As Australia heads into the new year facing economic headwinds as the post-COVID recovery begins to recede, the strength of our mining sector will be an important ballast.
Attempts to add an extra tax on the mining sector, or add further restrictive regulation, would impede the sector’s critical role in Australia’s economic recovery.
A report released today by The Australia Institute not only ignores that reality, but fails to understand the cyclical nature of coal mining company profits.
In five out of the last seven years, coal companies in Australia made annual losses, as low commodity prices combined with increased costs of production to impact the sector.
The profitability of coal mining companies must be viewed over the long term.

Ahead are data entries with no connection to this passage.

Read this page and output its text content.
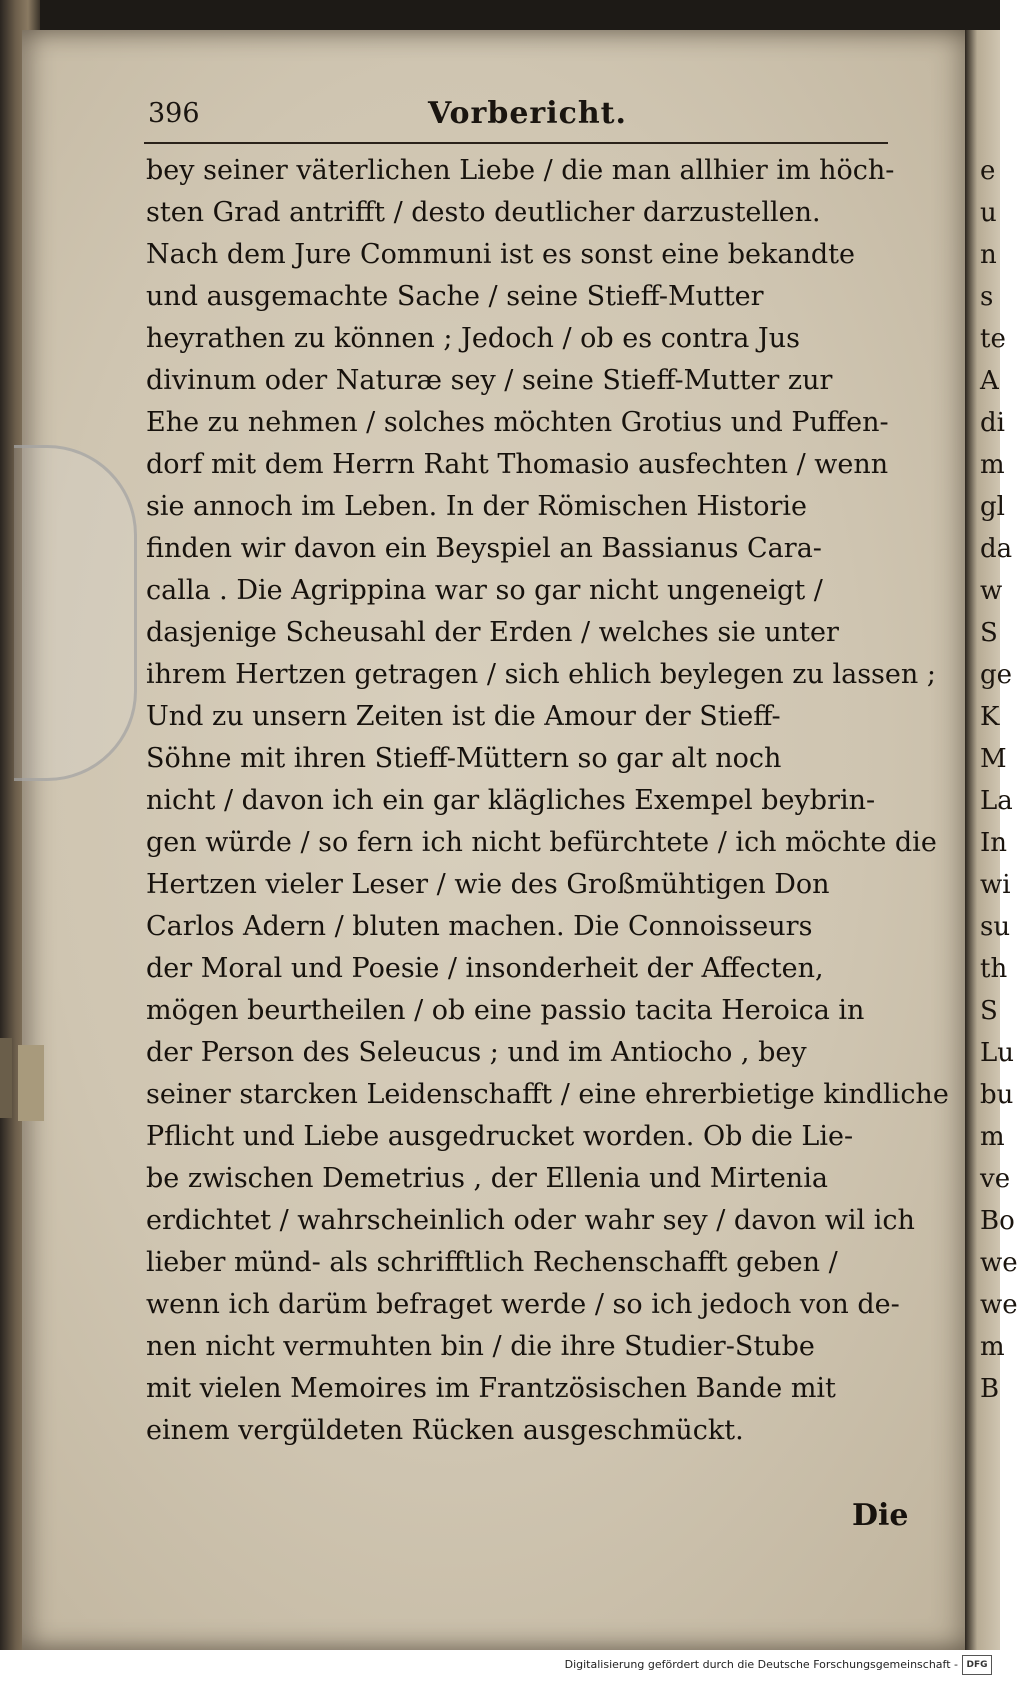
396	Vorbericht.
bey seiner väterlichen Liebe / die man allhier im höch-
sten Grad antrifft / desto deutlicher darzustellen.
Nach dem Jure Communi ist es sonst eine bekandte
und ausgemachte Sache / seine Stieff-Mutter
heyrathen zu können ; Jedoch / ob es contra Jus
divinum oder Naturæ sey / seine Stieff-Mutter zur
Ehe zu nehmen / solches möchten Grotius und Puffen-
dorf mit dem Herrn Raht Thomasio ausfechten / wenn
sie annoch im Leben. In der Römischen Historie
finden wir davon ein Beyspiel an Bassianus Cara-
calla . Die Agrippina war so gar nicht ungeneigt /
dasjenige Scheusahl der Erden / welches sie unter
ihrem Hertzen getragen / sich ehlich beylegen zu lassen ;
Und zu unsern Zeiten ist die Amour der Stieff-
Söhne mit ihren Stieff-Müttern so gar alt noch
nicht / davon ich ein gar klägliches Exempel beybrin-
gen würde / so fern ich nicht befürchtete / ich möchte die
Hertzen vieler Leser / wie des Großmühtigen Don
Carlos Adern / bluten machen. Die Connoisseurs
der Moral und Poesie / insonderheit der Affecten,
mögen beurtheilen / ob eine passio tacita Heroica in
der Person des Seleucus ; und im Antiocho , bey
seiner starcken Leidenschafft / eine ehrerbietige kindliche
Pflicht und Liebe ausgedrucket worden. Ob die Lie-
be zwischen Demetrius , der Ellenia und Mirtenia
erdichtet / wahrscheinlich oder wahr sey / davon wil ich
lieber münd- als schrifftlich Rechenschafft geben /
wenn ich darüm befraget werde / so ich jedoch von de-
nen nicht vermuhten bin / die ihre Studier-Stube
mit vielen Memoires im Frantzösischen Bande mit
einem vergüldeten Rücken ausgeschmückt.
Die
e
u
n
s
te
A
di
m
gl
da
w
S
ge
K
M
La
In
wi
su
th
S
Lu
bu
m
ve
Bo
we
we
m
B
Digitalisierung gefördert durch die Deutsche Forschungsgemeinschaft - DFG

In the last decade, mining companies have contributed $142.6 billion in company tax and $112 billion of royalties – payments that help fund vital government services including mental health, aged care and childcare. They also pay for schools, hospitals and critical infrastructure.
According to the Australian Taxation Office, the Australian mining industry remains the largest contributor to the Australian economy.
In the 2020-21 financial year alone, the 2468 largest entities in Australia paid $68.6 billion in company tax. More than 40 per cent of that figure was paid by mining companies.
Mining has underpinned the nation’s prosperity and will continue to into the future.